When you hear the term ‘evil’, most people nowadays think about serial killers, women trafficking, torture and other utter malicious things. Augustine in the middle ages had other thoughts on the subject. Augustine was a Christian and was inspired by the Neoplatonists and their dualism. This dualism prescribes that there would be two worlds; an immaterial and material one. The nous, the name they give to our intellect and reason, exists eternally and therefore in the immaterial world. Something that exists eternally undergoes no change and is not corrupted by any decay. Because everything we witness in our material world has a beginning and an ending, the nous can’t possibly exists in this world if it’s constant, therefore it must be immaterial.
All material beings experience causation. We as material beings witness causation by watching others give birth to new life and we ourselves are also a product of this causation. All physical things have causal dependence. However, immaterial things aren’t dependent on causation. The nous is the most perfect being with the most perfect and extensive properties anyone could imagine. In this we can clearly see how Augustine could swiftly dismiss the thought that Christianity and philosophy we’re contradictory to one another by creating an immaterial world with a perfect unitary and single entity that people could easily recognize as God. Our own soul then is an imperfect copy of the nous; the perfect being enters the material and instantly becomes corrupted. To retrieve it’s perfection, according to Augustine, we must practice philosophy and return to the nous.
But where then exists the ‘evil’ within Augustine’s philosophy? Because the immaterial world lacks nothing and is itself perfection, evil can only exist in te material world. It’s not a substance however, but a negative term we use to describe a shortage of perfection. Evil therefore is a human construct which has nothing to do with God and the perfect nous.

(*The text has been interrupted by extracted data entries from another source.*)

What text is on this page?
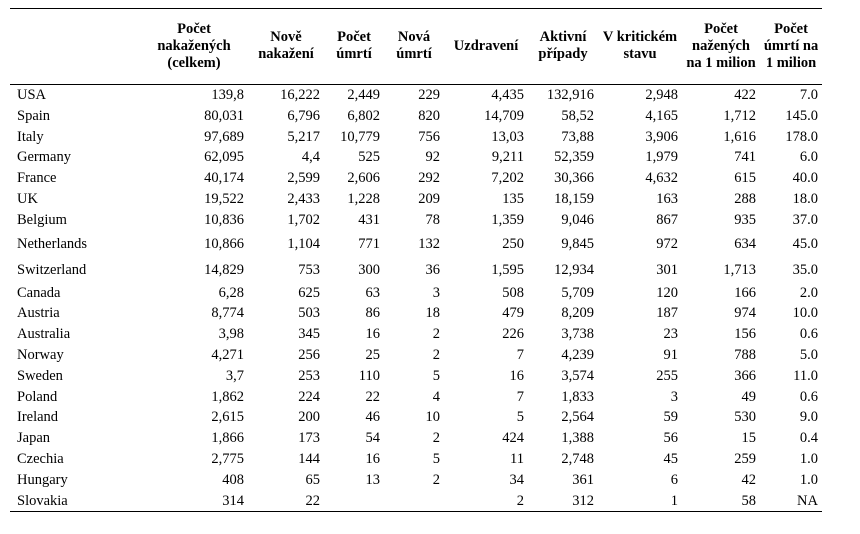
	Počet nakažených (celkem)	Nově nakažení	Počet úmrtí	Nová úmrtí	Uzdravení	Aktivní případy	V kritickém stavu	Počet nažených na 1 milion	Počet úmrtí na 1 milion
USA	139,8	16,222	2,449	229	4,435	132,916	2,948	422	7.0
Spain	80,031	6,796	6,802	820	14,709	58,52	4,165	1,712	145.0
Italy	97,689	5,217	10,779	756	13,03	73,88	3,906	1,616	178.0
Germany	62,095	4,4	525	92	9,211	52,359	1,979	741	6.0
France	40,174	2,599	2,606	292	7,202	30,366	4,632	615	40.0
UK	19,522	2,433	1,228	209	135	18,159	163	288	18.0
Belgium	10,836	1,702	431	78	1,359	9,046	867	935	37.0
Netherlands	10,866	1,104	771	132	250	9,845	972	634	45.0
Switzerland	14,829	753	300	36	1,595	12,934	301	1,713	35.0
Canada	6,28	625	63	3	508	5,709	120	166	2.0
Austria	8,774	503	86	18	479	8,209	187	974	10.0
Australia	3,98	345	16	2	226	3,738	23	156	0.6
Norway	4,271	256	25	2	7	4,239	91	788	5.0
Sweden	3,7	253	110	5	16	3,574	255	366	11.0
Poland	1,862	224	22	4	7	1,833	3	49	0.6
Ireland	2,615	200	46	10	5	2,564	59	530	9.0
Japan	1,866	173	54	2	424	1,388	56	15	0.4
Czechia	2,775	144	16	5	11	2,748	45	259	1.0
Hungary	408	65	13	2	34	361	6	42	1.0
Slovakia	314	22			2	312	1	58	NA
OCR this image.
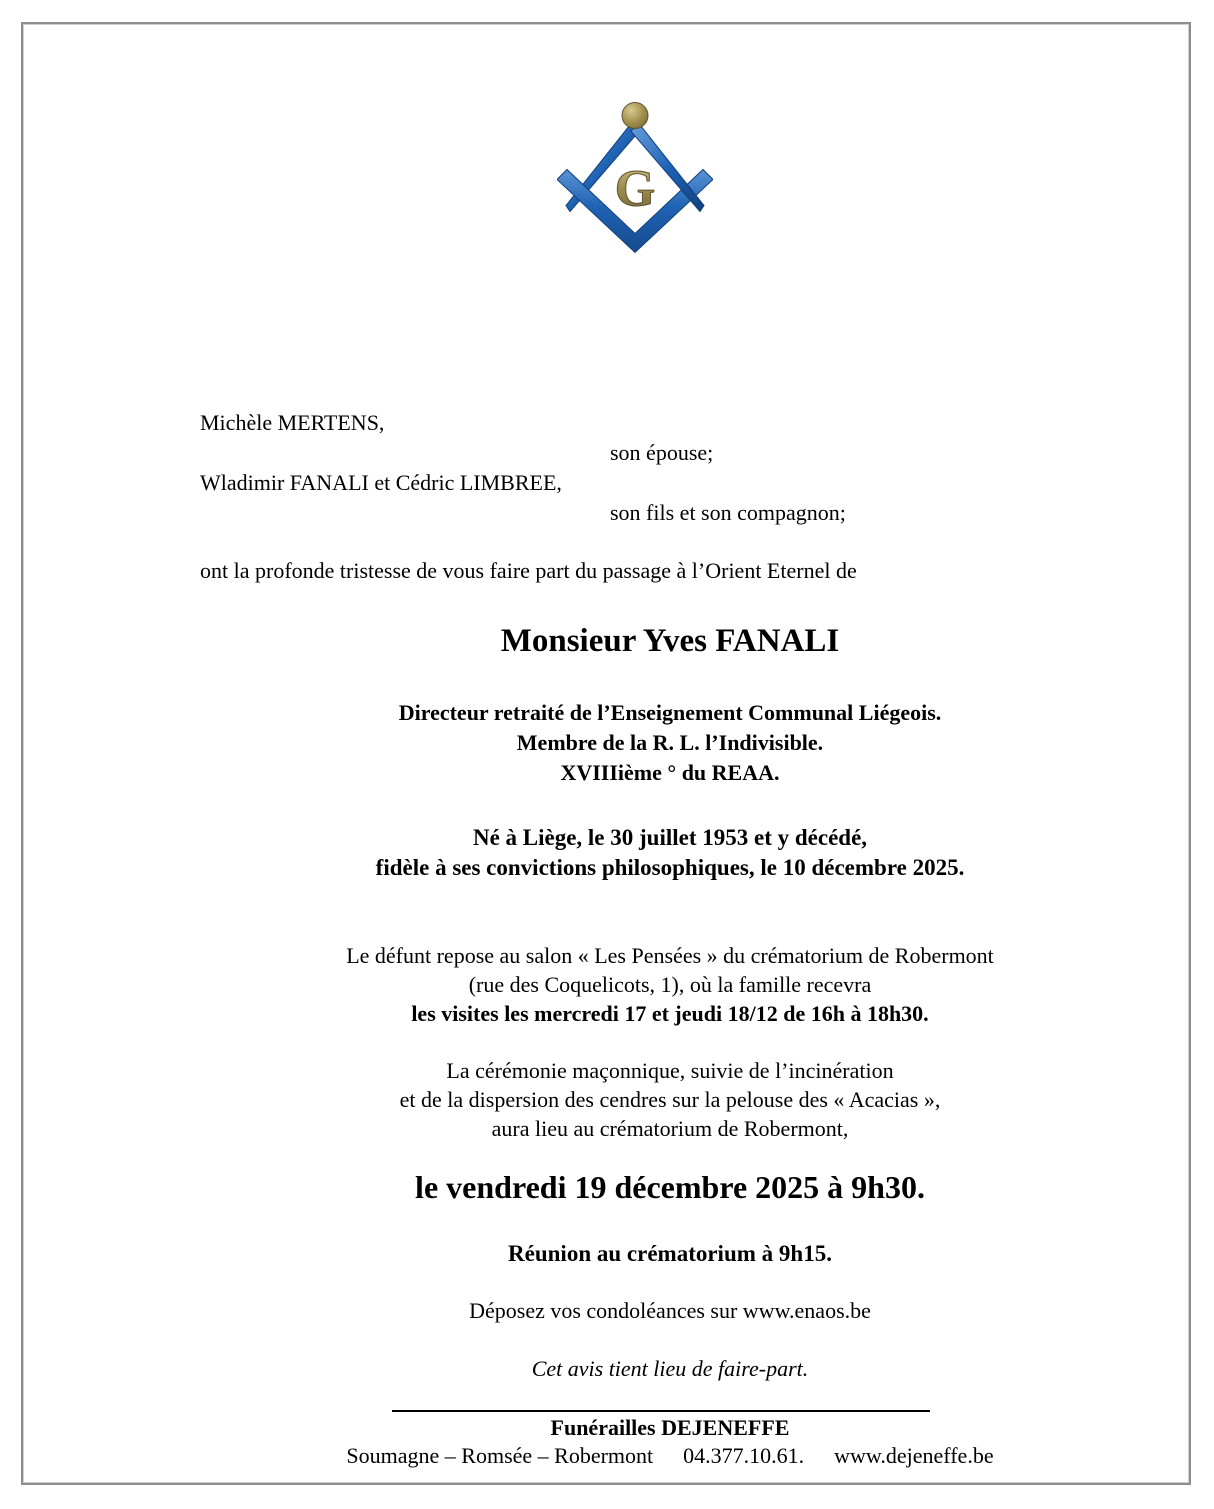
G
Michèle MERTENS,
son épouse;
Wladimir FANALI et Cédric LIMBREE,
son fils et son compagnon;
ont la profonde tristesse de vous faire part du passage à l’Orient Eternel de
Monsieur Yves FANALI
Directeur retraité de l’Enseignement Communal Liégeois.
Membre de la R. L. l’Indivisible.
XVIIIième ° du REAA.
Né à Liège, le 30 juillet 1953 et y décédé,
fidèle à ses convictions philosophiques, le 10 décembre 2025.
Le défunt repose au salon « Les Pensées » du crématorium de Robermont
(rue des Coquelicots, 1), où la famille recevra
les visites les mercredi 17 et jeudi 18/12 de 16h à 18h30.
La cérémonie maçonnique, suivie de l’incinération
et de la dispersion des cendres sur la pelouse des « Acacias »,
aura lieu au crématorium de Robermont,
le vendredi 19 décembre 2025 à 9h30.
Réunion au crématorium à 9h15.
Déposez vos condoléances sur www.enaos.be
Cet avis tient lieu de faire-part.
Funérailles DEJENEFFE
Soumagne – Romsée – Robermont 04.377.10.61. www.dejeneffe.be
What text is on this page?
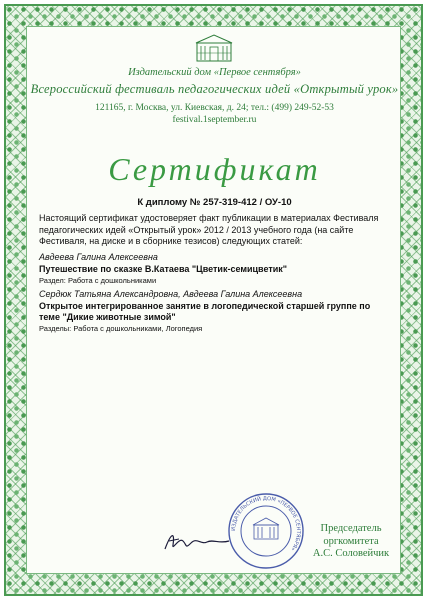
Издательский дом «Первое сентября»
Всероссийский фестиваль педагогических идей «Открытый урок»
121165, г. Москва, ул. Киевская, д. 24; тел.: (499) 249-52-53
festival.1september.ru
Сертификат
К диплому № 257-319-412 / ОУ-10
Настоящий сертификат удостоверяет факт публикации в материалах Фестиваля педагогических идей «Открытый урок» 2012 / 2013 учебного года (на сайте Фестиваля, на диске и в сборнике тезисов) следующих статей:
Авдеева Галина Алексеевна
Путешествие по сказке В.Катаева "Цветик-семицветик"
Раздел: Работа с дошкольниками
Сердюк Татьяна Александровна, Авдеева Галина Алексеевна
Открытое интегрированное занятие в логопедической старшей группе по теме "Дикие животные зимой"
Разделы: Работа с дошкольниками, Логопедия
ИЗДАТЕЛЬСКИЙ ДОМ «ПЕРВОЕ СЕНТЯБРЯ»
Председатель
оргкомитета
А.С. Соловейчик
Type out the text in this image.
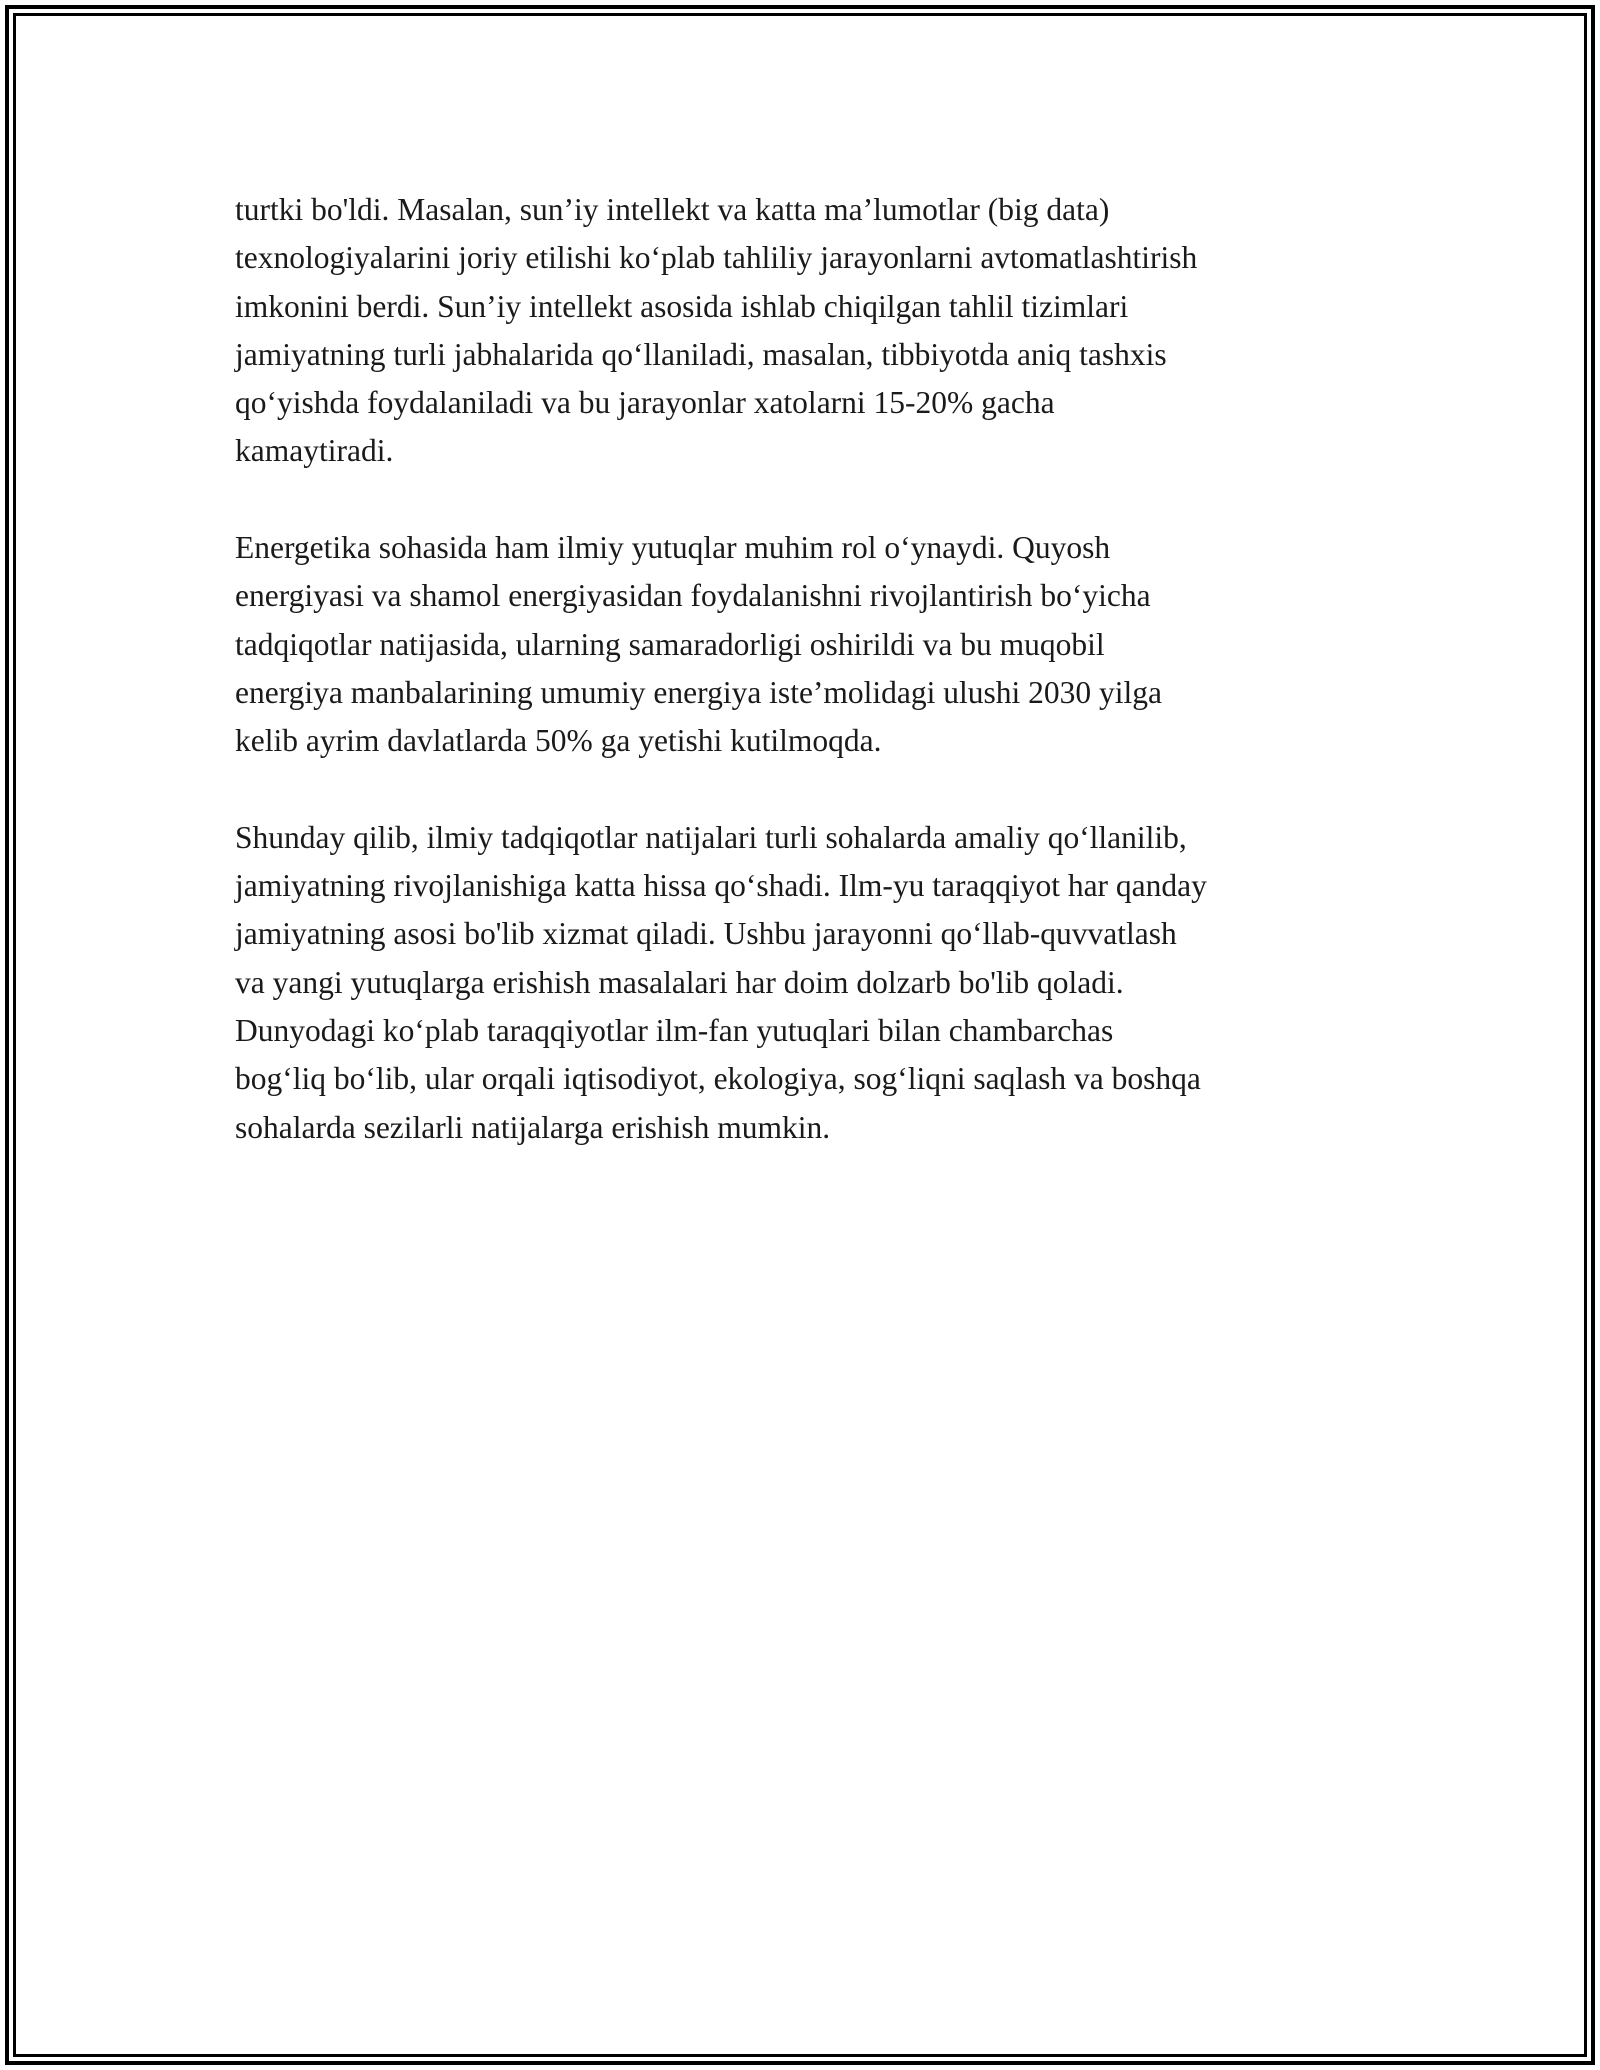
turtki bo'ldi. Masalan, sun’iy intellekt va katta ma’lumotlar (big data)
texnologiyalarini joriy etilishi ko‘plab tahliliy jarayonlarni avtomatlashtirish
imkonini berdi. Sun’iy intellekt asosida ishlab chiqilgan tahlil tizimlari
jamiyatning turli jabhalarida qo‘llaniladi, masalan, tibbiyotda aniq tashxis
qo‘yishda foydalaniladi va bu jarayonlar xatolarni 15-20% gacha
kamaytiradi.

Energetika sohasida ham ilmiy yutuqlar muhim rol o‘ynaydi. Quyosh
energiyasi va shamol energiyasidan foydalanishni rivojlantirish bo‘yicha
tadqiqotlar natijasida, ularning samaradorligi oshirildi va bu muqobil
energiya manbalarining umumiy energiya iste’molidagi ulushi 2030 yilga
kelib ayrim davlatlarda 50% ga yetishi kutilmoqda.

Shunday qilib, ilmiy tadqiqotlar natijalari turli sohalarda amaliy qo‘llanilib,
jamiyatning rivojlanishiga katta hissa qo‘shadi. Ilm-yu taraqqiyot har qanday
jamiyatning asosi bo'lib xizmat qiladi. Ushbu jarayonni qo‘llab-quvvatlash
va yangi yutuqlarga erishish masalalari har doim dolzarb bo'lib qoladi.
Dunyodagi ko‘plab taraqqiyotlar ilm-fan yutuqlari bilan chambarchas
bog‘liq bo‘lib, ular orqali iqtisodiyot, ekologiya, sog‘liqni saqlash va boshqa
sohalarda sezilarli natijalarga erishish mumkin.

I, however, have to disagree with Augustine’s theory. Firstly, defining evil as a lack of something doesn’t seem right. When we experience a lack of something, we solve this by adding the thing it misses. However, in the case of evil we try to rid ourselves of it. We don’t solve evil by adding more evil to it. Some might dismiss this argument by saying Augustine sees evil as a lack of good. But how can evil be a human construct to a shortage of good when we don’t always know what good is? According to Augustine and neoplatonism, good is immaterial but accessible by retrieving it with philosophy after our soul lost the perfection of the nous due to the corruption of the material world it landed in. A toddler, however, doesn’t practice philosophy, but knows he’s not supposed to pull his moms hair. He starts to learn his first minimal morals that form the beginning of his conception of good and evil. If that’s true, can’t we then conclude that the conception of good is also a human construct? And that by learning what is good we can only learn the shortage of it, evil?